# All you Royal Oak Lump diehards....



## pinkmeat (Apr 23, 2009)

Just wanted to let you know, I usually buy RO over Cowboy any day, BUT I opened and cooked with a new bag this weekend. It had three large pieces of pure bark, and a huge clump of what looked like burnt insulation in it.

Typically Cowboy has had smaller pieces, but it's hard to judge when you get it at Lowe's. Do they double stack pallets? We'll never know.

RO just leveled the playing field for me.


----------



## billbo (Apr 23, 2009)

I think every bag is a crap shoot. You need them X-ray glasses to see in!


----------



## rickw (Apr 23, 2009)

I've been lucky so far, not a bunch of scrap in what I have used. It's a matter of time, I know.


----------



## alx (Apr 23, 2009)

Found a 3-5 pound circular rock in a bag few months back.I high heat grill with it now and again, but i can get good deals on kingsford comp briq which has burned real clean for me and longer.Insulation in royal oak seems to happen and there was joke about them following fire trucks to burning houses etc.


----------



## creative rock (Apr 23, 2009)

Reasons like this is why I am bound and determined to get my burn barrel set up and make my own. At least that way there is no odd discoveries, unless the neighbors are missing... won't go there, will be nothing but oak, maybe some manzanita.
Matt
aka Rocky


----------



## geek with fire (Apr 23, 2009)

I think you will find that the business of making lump charcoal, at least for the inexpensive pruducts, that this is par for the course.  I'm not saying that it is acceptable, but low margin products just have some quality issues to deal with.  I will say that some posters have gone back to RO with this kind of stuff and they have been quick to replace the bag.  I just pick through mine before I dump it in the basket.  Probably find something odd 1 in 20 times.  Bark doesn't bother me, but kiln products get removed.

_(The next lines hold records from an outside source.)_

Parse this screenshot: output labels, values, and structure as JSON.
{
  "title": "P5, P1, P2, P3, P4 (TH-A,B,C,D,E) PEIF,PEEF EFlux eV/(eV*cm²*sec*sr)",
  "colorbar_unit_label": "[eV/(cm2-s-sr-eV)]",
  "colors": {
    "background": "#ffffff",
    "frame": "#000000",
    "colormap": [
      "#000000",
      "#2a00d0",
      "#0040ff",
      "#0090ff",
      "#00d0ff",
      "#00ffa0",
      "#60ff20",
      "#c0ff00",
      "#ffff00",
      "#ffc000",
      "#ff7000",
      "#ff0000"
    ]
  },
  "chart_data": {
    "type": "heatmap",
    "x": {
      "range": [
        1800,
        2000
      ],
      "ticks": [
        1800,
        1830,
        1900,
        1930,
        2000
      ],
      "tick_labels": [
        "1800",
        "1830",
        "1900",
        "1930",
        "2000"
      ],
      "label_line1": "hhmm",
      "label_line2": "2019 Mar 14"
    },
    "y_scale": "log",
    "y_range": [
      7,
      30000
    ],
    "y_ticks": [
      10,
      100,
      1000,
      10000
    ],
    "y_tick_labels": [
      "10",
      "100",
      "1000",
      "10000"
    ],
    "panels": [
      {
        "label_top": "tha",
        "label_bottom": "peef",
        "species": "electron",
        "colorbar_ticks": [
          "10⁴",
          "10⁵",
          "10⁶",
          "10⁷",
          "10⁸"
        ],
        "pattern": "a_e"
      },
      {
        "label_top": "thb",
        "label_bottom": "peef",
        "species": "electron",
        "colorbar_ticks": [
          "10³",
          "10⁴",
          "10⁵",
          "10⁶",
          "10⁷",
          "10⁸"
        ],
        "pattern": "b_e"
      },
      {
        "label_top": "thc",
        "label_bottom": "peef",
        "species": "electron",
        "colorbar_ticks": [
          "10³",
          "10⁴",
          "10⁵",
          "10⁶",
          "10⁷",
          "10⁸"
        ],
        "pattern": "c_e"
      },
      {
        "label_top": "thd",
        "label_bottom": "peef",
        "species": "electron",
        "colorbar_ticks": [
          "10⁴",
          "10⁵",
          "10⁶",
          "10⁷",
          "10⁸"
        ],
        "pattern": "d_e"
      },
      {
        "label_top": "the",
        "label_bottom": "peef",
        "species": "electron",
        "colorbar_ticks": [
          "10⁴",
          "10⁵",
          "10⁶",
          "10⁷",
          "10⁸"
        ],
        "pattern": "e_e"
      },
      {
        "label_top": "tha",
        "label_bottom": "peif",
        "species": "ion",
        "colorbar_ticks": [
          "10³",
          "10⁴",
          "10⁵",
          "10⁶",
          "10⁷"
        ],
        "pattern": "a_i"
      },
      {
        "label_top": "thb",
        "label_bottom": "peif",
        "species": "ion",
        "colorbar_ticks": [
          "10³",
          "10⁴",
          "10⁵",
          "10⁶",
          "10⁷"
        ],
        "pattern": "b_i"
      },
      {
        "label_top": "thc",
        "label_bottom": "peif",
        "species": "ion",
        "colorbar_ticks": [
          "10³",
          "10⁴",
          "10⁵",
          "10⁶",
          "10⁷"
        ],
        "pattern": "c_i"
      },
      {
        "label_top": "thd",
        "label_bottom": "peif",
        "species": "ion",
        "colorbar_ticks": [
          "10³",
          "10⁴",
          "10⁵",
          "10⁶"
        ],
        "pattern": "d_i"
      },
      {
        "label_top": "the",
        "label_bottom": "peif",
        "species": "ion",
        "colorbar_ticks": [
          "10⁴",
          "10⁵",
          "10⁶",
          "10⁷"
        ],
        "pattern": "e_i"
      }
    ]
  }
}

I wouldn't say I'm a die hard user of RO, but rather that I think it sucks less than the other stuff at the same price range.  That said, I've given cowboy a couple of tries and have not been pleased due to efficiencies.  There is more air in their pruduct than others of the same size.  To my knowledge, cowboy uses cabinet and flooring scraps and RO uses rough timber scraps.


----------



## pinkmeat (Apr 23, 2009)

Agreed. Well said.


----------



## pinkmeat (Apr 23, 2009)

From what I have found, the wood burnt down to hot coals doesn't last that long, and I consume WAAAY more wood using the burn barrel method.


----------



## carpetride (Apr 23, 2009)

In the FWIW category the last couple of smokes I have done has been with RO instead of Cowboy and I think I'm going back.  I just can't seem to keep my temp down with the RO.  May have to re-try the Kingsford Comp briquettes...just means I need to smoke more I guess!


----------



## bigsteve (Apr 24, 2009)

Insulation?  As in they're selling used 2x4's from old houses?



Glad I use Briq.


----------



## alx (Apr 24, 2009)

I saw picture on another forum where it looked like house insulation,but i was joking.I believe R.O. is made in brazil and another country -plus U.S.I keep a bag around and use and quality control is issue with just about anything these days,handling etc.- from my experiences.


----------



## geek with fire (Apr 25, 2009)

I think from what I've read, the insulation comes from the charcoal making process.  Most likely the kiln.


----------



## pinkmeat (Apr 25, 2009)

I think I kept it for schlitz and giggles, but I'll post a pic sometime. You guys can be the judge. It was blackened a bit.


----------



## creative rock (Apr 25, 2009)

I will have to try it find out for sure, but living in the mountains, with my property and my property from my dad's estate (5 wooded acres) I have probably enough oak to last me for years as long as I don't use the oak to heat the house, lol
If it doesn't work out with the burn barrel, not much of an investment.]

Matt
aka Rocky


----------



## alx (Apr 25, 2009)

This link discusses importance of using dry wood when making lump.It gives percentages of charcoal made after burning at different moisture content.I have few cords dry cherry and will be making some myself soon and will report findings.

http://www.puffergas.com/historic/rules/rules.html


----------



## creative rock (Apr 26, 2009)

Thanks for the link, and future findings. Would love to have some cherry, not that common in these mountains... but did have a cherry tree that got broken down to the graph back in 97, and the graft stock is growing, so I do know it is cherry but not a producer of fruit since then. Also that reminds me, my dad did had a small orchard on his acreage and there must be some dead cherry trees in it, time for the chainsaw and split it and run through my chipper/shredder and make up some chips for the smoker... I love this forum, gets me to thinking, lol
Matt
aka Rocky


----------



## rusticbob (Apr 28, 2009)

I know I've seen this link on the forum somewhere but here it is again...

http://www.nakedwhiz.com/lump.htm

This is the best Charcoal Rating and Review I have seen. Shows that there are several different types of RO Lump from different places on the globe. Interesting reading.

Bob


----------